# 24 inch Green Phantom



## vicario123 (May 20, 2015)




----------



## spoker (May 20, 2015)

well ill be its got RIM BRAKES,say it anit so joe


----------



## Freqman1 (May 20, 2015)

You can put rim brakes on any Phantom but none came from the factory like that. V/r Shawn


----------



## GTs58 (May 20, 2015)

That has one nice Phantom fender light.


----------



## Freqman1 (May 20, 2015)

That is the correct light for a 24" Phantom except I don't think the 24" bikes were offered in green.
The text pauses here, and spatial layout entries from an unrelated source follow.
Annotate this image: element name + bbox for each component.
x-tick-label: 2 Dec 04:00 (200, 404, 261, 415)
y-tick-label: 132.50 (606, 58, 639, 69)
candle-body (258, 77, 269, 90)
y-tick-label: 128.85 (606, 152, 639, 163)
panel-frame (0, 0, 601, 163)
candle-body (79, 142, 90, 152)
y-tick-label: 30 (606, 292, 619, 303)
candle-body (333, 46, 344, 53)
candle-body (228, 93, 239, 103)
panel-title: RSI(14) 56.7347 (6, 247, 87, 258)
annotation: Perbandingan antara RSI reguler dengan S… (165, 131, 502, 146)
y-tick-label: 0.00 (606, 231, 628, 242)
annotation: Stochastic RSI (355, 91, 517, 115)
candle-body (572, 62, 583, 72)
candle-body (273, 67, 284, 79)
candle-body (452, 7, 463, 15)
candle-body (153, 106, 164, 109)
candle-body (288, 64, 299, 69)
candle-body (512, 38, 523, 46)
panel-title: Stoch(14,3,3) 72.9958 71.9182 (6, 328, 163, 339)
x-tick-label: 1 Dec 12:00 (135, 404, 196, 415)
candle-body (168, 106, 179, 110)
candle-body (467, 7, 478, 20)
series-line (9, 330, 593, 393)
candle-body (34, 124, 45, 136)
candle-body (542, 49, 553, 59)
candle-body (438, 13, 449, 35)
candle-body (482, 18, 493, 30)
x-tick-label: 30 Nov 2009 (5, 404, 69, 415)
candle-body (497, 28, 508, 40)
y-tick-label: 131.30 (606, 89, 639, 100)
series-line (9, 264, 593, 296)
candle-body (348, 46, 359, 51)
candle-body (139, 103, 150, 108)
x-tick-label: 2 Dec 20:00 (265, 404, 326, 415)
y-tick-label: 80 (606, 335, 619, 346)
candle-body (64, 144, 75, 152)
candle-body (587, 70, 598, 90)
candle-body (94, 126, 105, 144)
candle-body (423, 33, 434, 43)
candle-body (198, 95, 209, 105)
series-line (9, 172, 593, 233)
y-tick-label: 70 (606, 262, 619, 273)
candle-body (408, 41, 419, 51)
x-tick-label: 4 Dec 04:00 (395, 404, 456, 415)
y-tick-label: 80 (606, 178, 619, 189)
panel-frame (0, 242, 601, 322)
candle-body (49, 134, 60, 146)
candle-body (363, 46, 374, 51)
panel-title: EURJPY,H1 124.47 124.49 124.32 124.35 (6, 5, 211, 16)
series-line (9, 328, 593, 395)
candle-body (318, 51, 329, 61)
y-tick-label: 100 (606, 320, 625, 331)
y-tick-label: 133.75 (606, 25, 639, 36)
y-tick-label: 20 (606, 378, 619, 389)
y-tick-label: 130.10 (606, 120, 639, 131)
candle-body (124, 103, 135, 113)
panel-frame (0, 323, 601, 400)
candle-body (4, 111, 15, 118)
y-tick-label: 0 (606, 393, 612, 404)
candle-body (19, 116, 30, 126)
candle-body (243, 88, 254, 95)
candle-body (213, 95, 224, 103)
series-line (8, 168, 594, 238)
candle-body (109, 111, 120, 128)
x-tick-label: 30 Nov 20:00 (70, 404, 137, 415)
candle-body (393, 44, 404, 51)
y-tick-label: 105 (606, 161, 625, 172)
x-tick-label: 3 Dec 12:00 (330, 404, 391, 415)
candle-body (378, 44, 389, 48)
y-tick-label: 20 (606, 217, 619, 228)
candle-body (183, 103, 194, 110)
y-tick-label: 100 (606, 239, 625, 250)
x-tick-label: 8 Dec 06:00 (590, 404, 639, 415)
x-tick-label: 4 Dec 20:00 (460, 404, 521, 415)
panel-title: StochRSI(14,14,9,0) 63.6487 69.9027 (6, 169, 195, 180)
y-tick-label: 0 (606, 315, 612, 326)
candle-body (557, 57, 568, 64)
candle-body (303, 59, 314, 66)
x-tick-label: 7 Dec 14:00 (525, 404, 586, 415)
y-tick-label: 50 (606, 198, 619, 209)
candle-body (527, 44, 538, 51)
V/r Shawn


----------



## spoker (May 20, 2015)

if it was a schwinn part/accessory,ya ever seen  somthing that says schwinn approved?we dont really know what a dealer could order from the factory,just because we havnt seen it b4 or its not what we want it to be doesnt make it so,way2 manyexperts without documentaion in the HOBBY,imho


----------



## bobcycles (May 20, 2015)

*Rim brake set up was the most Common brake option on the 24" Phantoms, I've seen many unrestored originals
found that way.  Green was also an available color as well as red.  Have seen the 24's in all three colors.
Lastly-----------I have a nice RIM brake caliper set up, very nice original if any of you 24" Phantom fans needs one.
looking at 75.00 no lever.  Takes the standard drum brake lever.*


----------



## spoker (May 20, 2015)

thats half price for the brake setup,do the brake pads have schwinn in raised letters on them,my american came from the factory with rim brakes ane manual 2 speed,inow have both pieces nos,there not readily available


----------



## vicario123 (May 21, 2015)

*i Have 2 rim brake brake pads NOS*



spoker said:


> thats half price for the brake setup,do the brake pads have schwinn in raised letters on them,my american came from the factory with rim brakes ane manual 2 speed,inow have both pieces nos,there not readily available




I have 2 rim brake brake Pads in Black NOS say SCHWINN Clear as Day $25 shipped


----------